Expected answer: B and A are subset of F (it's not important B is also subset of A); C is a subset of D; E remains unassigned.

Answer 1

Here's an idea that might work:

• Build a table that maps number to a sorted list of sets, sorted first by size with largest first, and then, by size, arbitrarily but with some canonical order. (Say, alphabetically by set name.) So in your example, you'd have a table that maps 1 to [F, A, B], 2 to [F, A, D, C], 3 to [F, A, B, E] and so on. This can be implemented to take O(n log n) time where n is the total size of the input.
• For each set in the input:
  • fetch the lists associated with each entry in that set. So for A, you'd get the lists associated with 1, 2, and 3. The total number of selects you'll issue in the runtime of the whole algorithm is O(n), so runtime so far is O(n log n + n) which is still O(n log n).
  • Now walk down each list simultaneously. If a set is the first entry in all three lists, then it's the largest set that contains the input set. Output that association and continue with the next input list. If not, then discard the smallest item among all the items in the input lists and try again. Implementing this last bit is tricky, but you can store the heads of all lists in a heap and get (IIRC) something like O(n log k) overall runtime where k is the maximum size of any individual set, so you can bound that at O(n log n) in the worst case.
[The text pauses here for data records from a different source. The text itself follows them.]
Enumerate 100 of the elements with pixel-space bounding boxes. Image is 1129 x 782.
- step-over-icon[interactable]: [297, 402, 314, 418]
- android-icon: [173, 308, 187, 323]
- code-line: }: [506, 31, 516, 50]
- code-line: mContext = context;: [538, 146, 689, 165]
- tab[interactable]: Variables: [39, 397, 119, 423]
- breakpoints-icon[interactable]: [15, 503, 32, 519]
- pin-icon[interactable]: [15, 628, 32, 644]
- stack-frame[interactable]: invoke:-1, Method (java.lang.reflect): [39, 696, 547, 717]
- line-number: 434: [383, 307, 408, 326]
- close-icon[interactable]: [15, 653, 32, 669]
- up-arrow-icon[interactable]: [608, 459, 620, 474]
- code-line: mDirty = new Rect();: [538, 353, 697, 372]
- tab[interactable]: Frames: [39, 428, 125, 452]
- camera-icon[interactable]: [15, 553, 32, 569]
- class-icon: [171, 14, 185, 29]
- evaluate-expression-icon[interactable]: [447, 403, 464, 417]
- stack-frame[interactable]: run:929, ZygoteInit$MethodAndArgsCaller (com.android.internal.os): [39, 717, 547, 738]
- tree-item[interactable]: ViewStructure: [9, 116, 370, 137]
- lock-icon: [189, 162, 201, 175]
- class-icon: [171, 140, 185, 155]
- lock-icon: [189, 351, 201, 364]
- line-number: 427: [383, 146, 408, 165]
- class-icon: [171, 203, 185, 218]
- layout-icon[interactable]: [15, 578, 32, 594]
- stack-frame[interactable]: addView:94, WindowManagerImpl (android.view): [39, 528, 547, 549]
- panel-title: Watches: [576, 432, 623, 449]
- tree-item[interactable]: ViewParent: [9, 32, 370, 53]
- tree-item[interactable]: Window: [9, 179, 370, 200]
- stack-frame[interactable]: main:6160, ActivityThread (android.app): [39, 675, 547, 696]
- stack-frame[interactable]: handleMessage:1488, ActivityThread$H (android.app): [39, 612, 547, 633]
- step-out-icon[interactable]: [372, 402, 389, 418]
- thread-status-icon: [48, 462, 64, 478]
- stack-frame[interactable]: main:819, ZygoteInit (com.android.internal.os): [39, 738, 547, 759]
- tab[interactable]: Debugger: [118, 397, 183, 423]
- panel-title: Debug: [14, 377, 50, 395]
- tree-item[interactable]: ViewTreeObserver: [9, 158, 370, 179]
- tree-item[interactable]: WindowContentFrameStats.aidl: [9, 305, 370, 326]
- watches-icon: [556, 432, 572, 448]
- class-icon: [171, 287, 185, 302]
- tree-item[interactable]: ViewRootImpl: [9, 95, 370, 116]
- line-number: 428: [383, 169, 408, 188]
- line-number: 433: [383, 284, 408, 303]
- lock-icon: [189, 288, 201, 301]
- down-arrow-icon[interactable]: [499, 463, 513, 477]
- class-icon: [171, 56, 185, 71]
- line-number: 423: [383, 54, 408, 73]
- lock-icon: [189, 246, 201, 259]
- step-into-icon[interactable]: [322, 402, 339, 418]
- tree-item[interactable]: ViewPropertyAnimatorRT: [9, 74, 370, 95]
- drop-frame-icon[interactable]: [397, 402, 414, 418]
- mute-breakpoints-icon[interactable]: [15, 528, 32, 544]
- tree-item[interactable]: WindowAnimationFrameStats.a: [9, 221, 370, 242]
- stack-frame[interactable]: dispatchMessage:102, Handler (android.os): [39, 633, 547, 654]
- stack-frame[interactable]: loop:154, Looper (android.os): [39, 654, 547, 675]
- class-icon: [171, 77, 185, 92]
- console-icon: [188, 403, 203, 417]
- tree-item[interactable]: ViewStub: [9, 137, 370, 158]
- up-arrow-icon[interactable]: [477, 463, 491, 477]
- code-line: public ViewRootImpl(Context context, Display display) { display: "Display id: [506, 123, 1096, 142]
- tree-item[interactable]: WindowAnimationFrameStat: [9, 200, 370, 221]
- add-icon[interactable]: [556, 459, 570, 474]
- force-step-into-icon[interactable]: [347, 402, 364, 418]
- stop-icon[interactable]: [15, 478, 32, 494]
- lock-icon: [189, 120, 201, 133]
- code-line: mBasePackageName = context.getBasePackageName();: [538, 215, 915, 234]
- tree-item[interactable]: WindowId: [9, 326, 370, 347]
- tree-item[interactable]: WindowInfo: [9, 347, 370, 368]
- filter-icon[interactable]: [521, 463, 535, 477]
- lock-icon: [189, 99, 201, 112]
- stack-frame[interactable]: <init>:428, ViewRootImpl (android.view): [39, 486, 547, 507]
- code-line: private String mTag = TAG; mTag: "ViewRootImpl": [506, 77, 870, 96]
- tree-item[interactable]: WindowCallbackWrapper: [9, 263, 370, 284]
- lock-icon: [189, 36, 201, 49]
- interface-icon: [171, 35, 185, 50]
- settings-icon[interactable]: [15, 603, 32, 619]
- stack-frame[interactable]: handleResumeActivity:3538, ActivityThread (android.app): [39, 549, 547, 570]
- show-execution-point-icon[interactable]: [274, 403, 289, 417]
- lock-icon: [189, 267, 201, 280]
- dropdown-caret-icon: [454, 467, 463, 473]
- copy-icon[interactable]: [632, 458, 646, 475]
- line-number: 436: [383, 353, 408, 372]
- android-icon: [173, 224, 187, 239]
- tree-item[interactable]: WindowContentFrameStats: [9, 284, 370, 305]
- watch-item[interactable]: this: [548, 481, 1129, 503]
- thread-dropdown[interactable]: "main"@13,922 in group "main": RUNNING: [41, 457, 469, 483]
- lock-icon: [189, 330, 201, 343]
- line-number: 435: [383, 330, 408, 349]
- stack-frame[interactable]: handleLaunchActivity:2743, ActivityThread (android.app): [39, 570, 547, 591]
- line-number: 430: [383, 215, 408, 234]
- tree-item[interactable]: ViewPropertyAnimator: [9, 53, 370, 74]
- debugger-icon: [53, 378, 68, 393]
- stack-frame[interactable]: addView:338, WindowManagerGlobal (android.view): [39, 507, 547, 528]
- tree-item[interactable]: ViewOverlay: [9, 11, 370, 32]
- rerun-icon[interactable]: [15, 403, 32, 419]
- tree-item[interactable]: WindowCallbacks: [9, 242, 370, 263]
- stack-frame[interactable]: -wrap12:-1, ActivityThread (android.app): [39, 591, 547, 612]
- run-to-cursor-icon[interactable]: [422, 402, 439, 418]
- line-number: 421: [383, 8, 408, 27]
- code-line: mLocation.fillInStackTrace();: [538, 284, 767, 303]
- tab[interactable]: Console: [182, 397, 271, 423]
So if I got everything straight, the runtime of the algorithm is overall O(n log n), which seems like probably as good as you're going to get for this problem.

Here is a python implementation of the algorithm:

from collections import defaultdict, deque
import heapq

def LargestSupersets(setlists):
  '''Computes, for each item in the input, the largest superset in the same input.
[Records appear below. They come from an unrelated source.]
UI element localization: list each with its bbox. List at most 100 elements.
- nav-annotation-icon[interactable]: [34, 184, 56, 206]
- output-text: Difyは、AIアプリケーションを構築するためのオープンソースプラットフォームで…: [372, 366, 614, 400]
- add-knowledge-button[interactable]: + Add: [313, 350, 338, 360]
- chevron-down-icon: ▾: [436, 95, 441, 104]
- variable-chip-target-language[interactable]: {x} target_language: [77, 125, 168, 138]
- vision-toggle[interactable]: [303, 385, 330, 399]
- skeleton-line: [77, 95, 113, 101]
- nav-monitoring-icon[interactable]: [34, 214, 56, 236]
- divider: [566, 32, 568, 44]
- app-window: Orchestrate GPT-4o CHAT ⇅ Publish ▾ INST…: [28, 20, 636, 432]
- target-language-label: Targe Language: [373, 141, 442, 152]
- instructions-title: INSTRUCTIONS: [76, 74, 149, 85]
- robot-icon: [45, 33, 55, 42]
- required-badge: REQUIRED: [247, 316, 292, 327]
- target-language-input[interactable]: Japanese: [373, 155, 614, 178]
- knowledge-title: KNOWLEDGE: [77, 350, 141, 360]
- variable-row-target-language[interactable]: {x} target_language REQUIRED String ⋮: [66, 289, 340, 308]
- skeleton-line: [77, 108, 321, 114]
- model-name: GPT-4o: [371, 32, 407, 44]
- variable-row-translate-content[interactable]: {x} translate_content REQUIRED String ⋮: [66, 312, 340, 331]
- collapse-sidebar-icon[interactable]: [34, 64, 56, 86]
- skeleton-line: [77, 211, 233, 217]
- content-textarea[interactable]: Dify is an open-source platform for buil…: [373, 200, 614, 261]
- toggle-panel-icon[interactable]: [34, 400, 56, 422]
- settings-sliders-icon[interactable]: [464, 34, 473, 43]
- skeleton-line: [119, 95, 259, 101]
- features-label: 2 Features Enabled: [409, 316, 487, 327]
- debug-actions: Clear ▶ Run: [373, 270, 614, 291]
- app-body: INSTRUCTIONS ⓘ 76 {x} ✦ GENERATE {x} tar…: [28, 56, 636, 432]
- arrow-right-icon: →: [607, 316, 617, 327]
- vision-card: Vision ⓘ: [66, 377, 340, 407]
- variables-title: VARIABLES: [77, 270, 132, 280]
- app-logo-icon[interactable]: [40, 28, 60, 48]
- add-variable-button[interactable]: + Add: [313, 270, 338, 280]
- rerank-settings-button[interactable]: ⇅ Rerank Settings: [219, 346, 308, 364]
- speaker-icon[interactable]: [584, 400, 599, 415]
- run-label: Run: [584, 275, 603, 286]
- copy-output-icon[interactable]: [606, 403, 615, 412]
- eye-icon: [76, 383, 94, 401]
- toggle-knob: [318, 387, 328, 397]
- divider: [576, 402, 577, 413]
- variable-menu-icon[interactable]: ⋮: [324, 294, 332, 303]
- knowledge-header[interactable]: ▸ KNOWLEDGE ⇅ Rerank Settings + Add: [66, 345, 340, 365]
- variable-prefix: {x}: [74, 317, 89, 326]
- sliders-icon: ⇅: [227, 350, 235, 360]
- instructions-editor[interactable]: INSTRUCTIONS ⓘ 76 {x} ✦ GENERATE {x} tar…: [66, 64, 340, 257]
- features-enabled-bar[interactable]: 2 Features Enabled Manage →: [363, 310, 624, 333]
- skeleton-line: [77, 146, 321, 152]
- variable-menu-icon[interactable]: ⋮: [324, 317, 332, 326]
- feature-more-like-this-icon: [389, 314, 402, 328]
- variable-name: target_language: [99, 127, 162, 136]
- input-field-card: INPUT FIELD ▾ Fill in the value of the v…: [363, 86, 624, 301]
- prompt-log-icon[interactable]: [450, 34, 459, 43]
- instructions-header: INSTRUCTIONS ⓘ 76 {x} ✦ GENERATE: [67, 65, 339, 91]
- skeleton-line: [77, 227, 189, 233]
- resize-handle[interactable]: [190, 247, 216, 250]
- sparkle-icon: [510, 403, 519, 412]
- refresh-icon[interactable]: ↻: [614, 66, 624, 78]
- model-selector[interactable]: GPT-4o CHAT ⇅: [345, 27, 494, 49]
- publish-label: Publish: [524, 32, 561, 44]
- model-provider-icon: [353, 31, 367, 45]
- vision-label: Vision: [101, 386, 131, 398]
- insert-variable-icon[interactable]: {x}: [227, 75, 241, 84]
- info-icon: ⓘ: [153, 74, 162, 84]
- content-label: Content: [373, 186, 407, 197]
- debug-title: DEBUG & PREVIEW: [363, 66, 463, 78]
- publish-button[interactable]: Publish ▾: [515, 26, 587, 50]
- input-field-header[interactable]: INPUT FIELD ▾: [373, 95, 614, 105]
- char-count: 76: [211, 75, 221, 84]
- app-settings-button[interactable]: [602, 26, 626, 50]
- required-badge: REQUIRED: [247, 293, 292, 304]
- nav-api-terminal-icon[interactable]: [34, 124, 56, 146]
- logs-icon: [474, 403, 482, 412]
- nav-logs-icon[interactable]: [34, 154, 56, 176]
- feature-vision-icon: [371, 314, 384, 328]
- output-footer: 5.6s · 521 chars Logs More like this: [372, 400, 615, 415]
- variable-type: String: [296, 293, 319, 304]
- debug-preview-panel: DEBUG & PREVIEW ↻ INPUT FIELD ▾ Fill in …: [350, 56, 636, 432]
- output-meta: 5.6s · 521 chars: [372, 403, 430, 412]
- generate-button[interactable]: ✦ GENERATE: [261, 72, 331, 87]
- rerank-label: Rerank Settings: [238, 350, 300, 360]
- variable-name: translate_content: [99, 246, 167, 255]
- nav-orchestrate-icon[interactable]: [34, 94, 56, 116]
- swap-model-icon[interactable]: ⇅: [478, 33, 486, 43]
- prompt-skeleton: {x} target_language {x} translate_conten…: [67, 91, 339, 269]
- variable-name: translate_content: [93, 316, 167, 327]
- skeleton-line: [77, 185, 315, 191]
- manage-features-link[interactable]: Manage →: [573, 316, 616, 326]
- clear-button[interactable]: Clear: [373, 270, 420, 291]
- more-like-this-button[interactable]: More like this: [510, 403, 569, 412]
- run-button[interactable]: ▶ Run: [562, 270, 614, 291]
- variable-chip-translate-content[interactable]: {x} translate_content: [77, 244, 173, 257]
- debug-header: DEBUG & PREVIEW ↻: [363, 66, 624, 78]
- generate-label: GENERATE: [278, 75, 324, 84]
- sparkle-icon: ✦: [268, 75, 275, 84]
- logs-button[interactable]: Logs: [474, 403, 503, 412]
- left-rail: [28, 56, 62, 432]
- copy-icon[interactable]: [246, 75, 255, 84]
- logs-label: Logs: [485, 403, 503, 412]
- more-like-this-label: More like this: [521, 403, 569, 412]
setlists: A list of lists, each of which represents a set of items. Items must be hashable.
  '''
  # First, build a table that maps each element in any input setlist to a list of records
  # of the form (-size of setlist, index of setlist), one for each setlist that contains
  # the corresponding element
  element_to_entries = defaultdict(list)
  for idx, setlist in enumerate(setlists):
    entry = (-len(setlist), idx)  # cheesy way to make an entry that sorts properly -- largest first
    for element in setlist:
      element_to_entries[element].append(entry)

  # Within each entry, sort so that larger items come first, with ties broken arbitrarily by
  # the set's index
  for entries in element_to_entries.values():
    entries.sort()

  # Now build up the output by going over each setlist and walking over the entries list for
  # each element in the setlist. Since the entries list for each element is sorted largest to
  # smallest, the first entry we find that is in every entry set we pulled will be the largest
  # element of the input that contains each item in this setlist. We are guaranteed to eventually
  # find such an element because, at the very least, the item we're iterating on itself is in
  # each entries list.
  output = []
  for idx, setlist in enumerate(setlists):
    num_elements = len(setlist)
    buckets = [element_to_entries[element] for element in setlist]

    # We implement the search for an item that appears in every list by maintaining a heap and
    # a queue. We have the invariants that:
    #   1. The queue contains the n smallest items across all the buckets, in order
    #   2. The heap contains the smallest item from each bucket that has not already passed through
    #        the queue.
    smallest_entries_heap = []
    smallest_entries_deque = deque([], num_elements)
    for bucket_idx, bucket in enumerate(buckets):
      smallest_entries_heap.append((bucket[0], bucket_idx, 0))
    heapq.heapify(smallest_entries_heap)

    while (len(smallest_entries_deque) < num_elements or
           smallest_entries_deque[0] != smallest_entries_deque[num_elements - 1]):
      # First extract the next smallest entry in the queue ...
      (smallest_entry, bucket_idx, element_within_bucket_idx) = heapq.heappop(smallest_entries_heap)
      smallest_entries_deque.append(smallest_entry)

      # ... then add the next-smallest item from the bucket that we just removed an element from
      if element_within_bucket_idx + 1 < len(buckets[bucket_idx]):
        new_element = buckets[bucket_idx][element_within_bucket_idx + 1]
        heapq.heappush(smallest_entries_heap, (new_element, bucket_idx, element_within_bucket_idx + 1))

    output.append((idx, smallest_entries_deque[0][1]))

  return output

Note: don't trust my writeup too much here. I just thought of this algorithm right now, I haven't proved it correct or anything.